What we can learn from medieval views of the human body
Some ideas have morphed while others have strangely stayed the same.
Several years ago, I spent a rainy afternoon at the Wellcome Library in London examining a 15th-century birthing girdle. The eagle-eyed curator watched my every move, making sure I didn’t touch the stained and disintegrating roll of parchment. Inscribed on the narrow manuscript were instructions for its use: it was to be wrapped around the body of a woman in labor with its images of Christ’s wounds to be placed on her skin and its charms and prayers recited to ensure protection during the harrowing process of giving birth.
It is easy to dismiss objects like this and the culture that produced them as primitive, but Jack Hartnell suggests that they might have something to teach us if we are able to consider them on their own terms.
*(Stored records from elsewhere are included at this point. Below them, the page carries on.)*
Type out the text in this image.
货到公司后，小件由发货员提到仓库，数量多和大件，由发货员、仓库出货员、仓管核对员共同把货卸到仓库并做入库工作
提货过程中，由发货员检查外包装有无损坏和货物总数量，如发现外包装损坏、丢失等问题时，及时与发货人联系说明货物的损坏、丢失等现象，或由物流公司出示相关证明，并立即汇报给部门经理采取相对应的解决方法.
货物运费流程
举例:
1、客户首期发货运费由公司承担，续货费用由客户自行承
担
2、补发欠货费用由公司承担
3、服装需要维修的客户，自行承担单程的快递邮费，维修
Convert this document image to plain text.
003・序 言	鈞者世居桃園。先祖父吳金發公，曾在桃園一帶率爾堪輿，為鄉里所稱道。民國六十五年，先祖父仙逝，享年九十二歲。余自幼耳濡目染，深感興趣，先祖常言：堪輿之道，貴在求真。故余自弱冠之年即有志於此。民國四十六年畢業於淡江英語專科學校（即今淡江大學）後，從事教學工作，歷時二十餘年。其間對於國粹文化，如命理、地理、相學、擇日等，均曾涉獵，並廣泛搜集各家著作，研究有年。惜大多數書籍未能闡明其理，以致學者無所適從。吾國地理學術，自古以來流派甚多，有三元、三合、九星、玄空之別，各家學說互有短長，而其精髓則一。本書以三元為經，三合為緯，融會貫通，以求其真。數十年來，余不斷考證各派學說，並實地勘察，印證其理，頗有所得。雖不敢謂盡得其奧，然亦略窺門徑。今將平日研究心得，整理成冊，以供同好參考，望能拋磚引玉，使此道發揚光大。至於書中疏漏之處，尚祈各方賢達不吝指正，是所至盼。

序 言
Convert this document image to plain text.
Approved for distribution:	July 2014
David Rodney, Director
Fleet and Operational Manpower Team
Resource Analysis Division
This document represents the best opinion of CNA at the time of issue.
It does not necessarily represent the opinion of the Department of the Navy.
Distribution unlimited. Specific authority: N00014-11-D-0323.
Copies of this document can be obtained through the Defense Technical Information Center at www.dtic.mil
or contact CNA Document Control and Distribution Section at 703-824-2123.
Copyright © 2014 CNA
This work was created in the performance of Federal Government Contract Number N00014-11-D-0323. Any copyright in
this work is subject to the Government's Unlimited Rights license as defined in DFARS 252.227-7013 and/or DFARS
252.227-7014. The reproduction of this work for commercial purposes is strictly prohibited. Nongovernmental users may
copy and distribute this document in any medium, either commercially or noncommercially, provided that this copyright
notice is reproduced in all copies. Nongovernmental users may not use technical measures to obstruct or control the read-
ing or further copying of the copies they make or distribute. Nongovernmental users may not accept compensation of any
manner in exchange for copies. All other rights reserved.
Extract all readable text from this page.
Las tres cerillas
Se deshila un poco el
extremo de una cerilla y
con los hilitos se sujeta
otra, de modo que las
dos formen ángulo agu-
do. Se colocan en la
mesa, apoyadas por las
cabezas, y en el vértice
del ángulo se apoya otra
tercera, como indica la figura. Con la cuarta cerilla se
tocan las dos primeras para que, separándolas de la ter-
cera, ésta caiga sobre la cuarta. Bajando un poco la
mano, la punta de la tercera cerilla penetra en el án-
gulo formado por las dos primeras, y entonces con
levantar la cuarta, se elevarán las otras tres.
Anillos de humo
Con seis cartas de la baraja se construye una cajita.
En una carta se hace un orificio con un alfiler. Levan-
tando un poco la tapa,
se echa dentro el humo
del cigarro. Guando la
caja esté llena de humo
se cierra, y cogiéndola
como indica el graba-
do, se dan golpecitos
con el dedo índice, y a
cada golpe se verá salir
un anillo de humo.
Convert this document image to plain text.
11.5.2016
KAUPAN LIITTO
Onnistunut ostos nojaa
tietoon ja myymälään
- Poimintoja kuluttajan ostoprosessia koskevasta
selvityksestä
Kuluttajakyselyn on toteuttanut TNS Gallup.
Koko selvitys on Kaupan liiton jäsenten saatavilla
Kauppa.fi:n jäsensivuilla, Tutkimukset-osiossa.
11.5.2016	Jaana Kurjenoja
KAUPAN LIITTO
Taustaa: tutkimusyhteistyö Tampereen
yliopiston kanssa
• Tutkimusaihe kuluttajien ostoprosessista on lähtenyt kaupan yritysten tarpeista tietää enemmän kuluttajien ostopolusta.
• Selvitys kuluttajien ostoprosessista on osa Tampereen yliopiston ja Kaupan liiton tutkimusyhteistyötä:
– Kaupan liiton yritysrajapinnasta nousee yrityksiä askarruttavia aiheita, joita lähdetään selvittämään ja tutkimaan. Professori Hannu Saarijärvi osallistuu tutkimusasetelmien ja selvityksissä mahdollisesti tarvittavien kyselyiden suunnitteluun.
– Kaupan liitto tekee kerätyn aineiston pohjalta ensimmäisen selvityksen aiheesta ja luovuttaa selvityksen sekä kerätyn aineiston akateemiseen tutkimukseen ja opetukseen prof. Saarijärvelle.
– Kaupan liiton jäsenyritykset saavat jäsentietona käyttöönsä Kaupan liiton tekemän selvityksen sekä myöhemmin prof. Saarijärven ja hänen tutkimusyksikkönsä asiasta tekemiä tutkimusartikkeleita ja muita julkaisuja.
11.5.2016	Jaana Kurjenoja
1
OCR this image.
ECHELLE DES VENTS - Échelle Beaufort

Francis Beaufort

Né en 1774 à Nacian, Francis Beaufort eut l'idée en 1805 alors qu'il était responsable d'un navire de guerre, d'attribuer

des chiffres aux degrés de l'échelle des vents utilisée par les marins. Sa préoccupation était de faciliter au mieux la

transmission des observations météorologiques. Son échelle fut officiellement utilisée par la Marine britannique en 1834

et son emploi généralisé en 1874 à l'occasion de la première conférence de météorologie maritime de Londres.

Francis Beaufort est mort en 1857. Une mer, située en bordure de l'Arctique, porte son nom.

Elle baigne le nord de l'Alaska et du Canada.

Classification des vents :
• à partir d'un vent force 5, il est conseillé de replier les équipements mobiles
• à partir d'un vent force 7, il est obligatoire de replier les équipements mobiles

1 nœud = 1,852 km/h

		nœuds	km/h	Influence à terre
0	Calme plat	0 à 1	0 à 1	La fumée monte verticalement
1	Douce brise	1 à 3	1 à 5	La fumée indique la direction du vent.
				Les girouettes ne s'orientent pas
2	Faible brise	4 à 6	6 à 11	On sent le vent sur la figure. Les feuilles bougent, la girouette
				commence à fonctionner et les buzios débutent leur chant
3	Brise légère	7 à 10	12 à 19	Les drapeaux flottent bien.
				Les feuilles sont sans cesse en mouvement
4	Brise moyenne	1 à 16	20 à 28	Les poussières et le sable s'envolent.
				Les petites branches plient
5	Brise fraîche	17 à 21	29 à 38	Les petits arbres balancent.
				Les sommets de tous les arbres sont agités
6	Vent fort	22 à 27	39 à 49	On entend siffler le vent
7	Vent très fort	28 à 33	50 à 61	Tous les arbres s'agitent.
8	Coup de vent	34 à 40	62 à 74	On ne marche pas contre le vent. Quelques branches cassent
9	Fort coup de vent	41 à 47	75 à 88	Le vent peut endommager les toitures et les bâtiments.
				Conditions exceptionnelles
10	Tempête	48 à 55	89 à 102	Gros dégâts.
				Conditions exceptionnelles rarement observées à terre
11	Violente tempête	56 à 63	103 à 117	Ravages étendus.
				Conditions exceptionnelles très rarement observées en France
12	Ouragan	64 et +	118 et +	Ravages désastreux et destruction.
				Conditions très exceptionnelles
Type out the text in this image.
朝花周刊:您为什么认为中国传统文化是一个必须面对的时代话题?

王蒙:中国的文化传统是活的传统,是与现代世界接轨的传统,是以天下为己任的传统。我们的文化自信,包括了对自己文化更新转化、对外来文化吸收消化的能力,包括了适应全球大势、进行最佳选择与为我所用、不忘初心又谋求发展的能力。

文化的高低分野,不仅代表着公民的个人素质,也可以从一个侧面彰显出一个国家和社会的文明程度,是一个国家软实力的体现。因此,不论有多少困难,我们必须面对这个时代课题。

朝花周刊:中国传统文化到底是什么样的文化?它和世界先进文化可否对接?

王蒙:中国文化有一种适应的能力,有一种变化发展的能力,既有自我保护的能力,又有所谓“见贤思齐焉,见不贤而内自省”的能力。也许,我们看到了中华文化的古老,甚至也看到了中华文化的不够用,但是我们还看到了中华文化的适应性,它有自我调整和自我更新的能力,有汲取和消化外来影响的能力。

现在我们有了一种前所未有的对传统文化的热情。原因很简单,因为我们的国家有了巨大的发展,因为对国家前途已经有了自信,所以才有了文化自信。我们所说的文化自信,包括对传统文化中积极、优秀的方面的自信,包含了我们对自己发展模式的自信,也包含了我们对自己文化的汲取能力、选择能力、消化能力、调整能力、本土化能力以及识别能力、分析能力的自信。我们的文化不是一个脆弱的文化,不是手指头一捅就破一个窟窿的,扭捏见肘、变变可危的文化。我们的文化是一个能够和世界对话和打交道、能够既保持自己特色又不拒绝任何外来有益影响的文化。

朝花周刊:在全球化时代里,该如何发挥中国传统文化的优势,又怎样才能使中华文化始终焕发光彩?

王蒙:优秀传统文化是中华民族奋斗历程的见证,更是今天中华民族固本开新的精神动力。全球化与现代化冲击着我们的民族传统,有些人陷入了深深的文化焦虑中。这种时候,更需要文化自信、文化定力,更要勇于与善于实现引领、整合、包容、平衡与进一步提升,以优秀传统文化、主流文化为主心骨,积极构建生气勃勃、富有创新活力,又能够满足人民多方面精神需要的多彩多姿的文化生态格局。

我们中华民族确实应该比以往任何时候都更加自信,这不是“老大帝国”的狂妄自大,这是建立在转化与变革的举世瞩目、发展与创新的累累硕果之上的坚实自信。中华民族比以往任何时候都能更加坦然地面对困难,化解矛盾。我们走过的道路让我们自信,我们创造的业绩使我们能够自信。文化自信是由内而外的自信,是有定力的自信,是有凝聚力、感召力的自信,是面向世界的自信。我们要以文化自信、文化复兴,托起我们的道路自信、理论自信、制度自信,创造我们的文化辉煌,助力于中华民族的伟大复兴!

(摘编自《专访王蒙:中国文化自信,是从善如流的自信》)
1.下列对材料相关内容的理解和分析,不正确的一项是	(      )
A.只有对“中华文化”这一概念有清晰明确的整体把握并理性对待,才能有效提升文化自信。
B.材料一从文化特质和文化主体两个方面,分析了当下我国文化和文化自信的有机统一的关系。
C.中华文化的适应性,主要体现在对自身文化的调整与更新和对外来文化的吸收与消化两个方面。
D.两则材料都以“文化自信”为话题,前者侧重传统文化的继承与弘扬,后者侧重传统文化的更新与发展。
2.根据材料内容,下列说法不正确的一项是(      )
Hartnell, an art historian at the University of East Anglia in Norwich, England, does just that. Seeking to counter modern assumptions that the Middle Ages was a period of rampant superstition, dogmatism, and scientific ignorance, he offers a rich survey of medieval ideas about the human body. While Hartnell aims to make the medieval world more comprehensible to a modern audience, he also preserves the fascinating and often illuminating strangeness of the Middle Ages.
Hartnell’s book reveals a world similar in many ways to our own. Medieval people suffered from many of the same maladies as we do. Diet was considered a key to good health. Doctors successfully grafted skin, amputated limbs, and performed surgeries. People suffered from undiagnosable diseases, prayed for medical miracles, and sometimes received them. Skin color served as a means of racial and religious differentiation, denigration, and demonization. Thinkers debated the relationship between body and spirit, taking stands on such issues as when exactly life began after conception (Their answer? When the soul entered the fetus: 40 days after conception for a male fetus and 80 days for a female).